未来の企業価値を高める「ビジョン」との連動

薗田氏:マテリアリティと連動して、2030年の「ありたい姿」と事業戦略までを結び付けて策定される意図はどんなところにあるのでしょうか?

畑:ニッポンハムグループの企業理念「食べる喜び」の実現に向けたマイルストーンとして、2030年という10年先の時点を睨んだ「ありたい姿」を構築しようとしています。ビジョンを作り、マテリアリティと事業戦略とをつなげることで、2030年に、私たちニッポンハムグループが社会に対して何を提供していくのか、財務・非財務の価値を高める取り組みを両輪とする狙いがあります。

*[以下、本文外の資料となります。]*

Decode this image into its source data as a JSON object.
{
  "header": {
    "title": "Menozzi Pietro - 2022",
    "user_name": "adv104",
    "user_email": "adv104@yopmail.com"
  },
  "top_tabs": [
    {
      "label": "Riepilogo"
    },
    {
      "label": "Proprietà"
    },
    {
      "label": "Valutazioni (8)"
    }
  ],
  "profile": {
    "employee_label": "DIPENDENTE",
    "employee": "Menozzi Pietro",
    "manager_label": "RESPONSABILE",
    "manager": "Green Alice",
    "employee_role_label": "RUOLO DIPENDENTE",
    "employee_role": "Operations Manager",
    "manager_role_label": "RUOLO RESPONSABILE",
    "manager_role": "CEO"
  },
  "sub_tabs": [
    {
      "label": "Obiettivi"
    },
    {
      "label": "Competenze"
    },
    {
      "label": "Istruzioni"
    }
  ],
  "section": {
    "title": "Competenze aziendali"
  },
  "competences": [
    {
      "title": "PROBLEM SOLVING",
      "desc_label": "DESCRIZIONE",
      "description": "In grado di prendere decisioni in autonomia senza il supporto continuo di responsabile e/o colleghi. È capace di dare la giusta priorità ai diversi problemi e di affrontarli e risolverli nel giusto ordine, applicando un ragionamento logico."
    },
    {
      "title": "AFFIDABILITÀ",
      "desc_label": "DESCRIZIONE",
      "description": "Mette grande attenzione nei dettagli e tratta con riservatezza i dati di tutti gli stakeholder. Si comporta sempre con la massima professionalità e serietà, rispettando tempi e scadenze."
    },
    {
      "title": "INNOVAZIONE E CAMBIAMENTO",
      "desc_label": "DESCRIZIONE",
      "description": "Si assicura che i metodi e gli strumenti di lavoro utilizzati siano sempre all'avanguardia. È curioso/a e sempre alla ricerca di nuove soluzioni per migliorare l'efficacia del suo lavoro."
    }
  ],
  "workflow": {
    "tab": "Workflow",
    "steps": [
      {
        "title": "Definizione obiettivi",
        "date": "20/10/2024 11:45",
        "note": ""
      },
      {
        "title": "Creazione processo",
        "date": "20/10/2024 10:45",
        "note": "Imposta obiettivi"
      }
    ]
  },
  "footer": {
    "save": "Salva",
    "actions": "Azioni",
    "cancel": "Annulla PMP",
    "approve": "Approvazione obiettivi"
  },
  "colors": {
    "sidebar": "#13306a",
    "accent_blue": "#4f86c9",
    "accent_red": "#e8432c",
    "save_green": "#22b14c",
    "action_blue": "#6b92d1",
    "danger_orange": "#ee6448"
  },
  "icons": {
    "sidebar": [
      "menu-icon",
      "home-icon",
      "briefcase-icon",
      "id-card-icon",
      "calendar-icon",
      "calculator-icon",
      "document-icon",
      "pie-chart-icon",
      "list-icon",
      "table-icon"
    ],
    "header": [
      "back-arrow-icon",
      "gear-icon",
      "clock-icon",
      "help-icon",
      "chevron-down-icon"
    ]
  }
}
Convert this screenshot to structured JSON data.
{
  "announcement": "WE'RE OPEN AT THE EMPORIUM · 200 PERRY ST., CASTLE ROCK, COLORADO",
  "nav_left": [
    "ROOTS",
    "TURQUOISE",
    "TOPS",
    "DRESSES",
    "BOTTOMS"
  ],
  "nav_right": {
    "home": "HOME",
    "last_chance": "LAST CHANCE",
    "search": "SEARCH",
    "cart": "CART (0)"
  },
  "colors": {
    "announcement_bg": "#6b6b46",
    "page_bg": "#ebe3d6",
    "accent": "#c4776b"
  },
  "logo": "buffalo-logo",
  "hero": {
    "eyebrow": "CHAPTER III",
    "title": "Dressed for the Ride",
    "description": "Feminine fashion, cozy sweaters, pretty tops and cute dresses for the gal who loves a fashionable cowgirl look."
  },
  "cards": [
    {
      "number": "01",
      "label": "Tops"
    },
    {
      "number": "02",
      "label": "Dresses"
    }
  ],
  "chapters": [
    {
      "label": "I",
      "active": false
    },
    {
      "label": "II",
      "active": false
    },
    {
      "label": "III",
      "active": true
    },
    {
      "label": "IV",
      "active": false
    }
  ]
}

吉高氏:従来型のフォアキャストと、2030年からのバックキャストの両方を社外に向けてご説明できるのは非常に良いことです。日本ハムの良さをブレずに力強く発信していただきたいと思います。

【吉高 まり 氏】

三菱UFJリサーチ&コンサルティング株式会社

マテリアリティの候補について

薗田氏:ここからは、マテリアリティ候補となっている個別のテーマに対して、有識者の方々から率直なご意見をいただきたいと思います。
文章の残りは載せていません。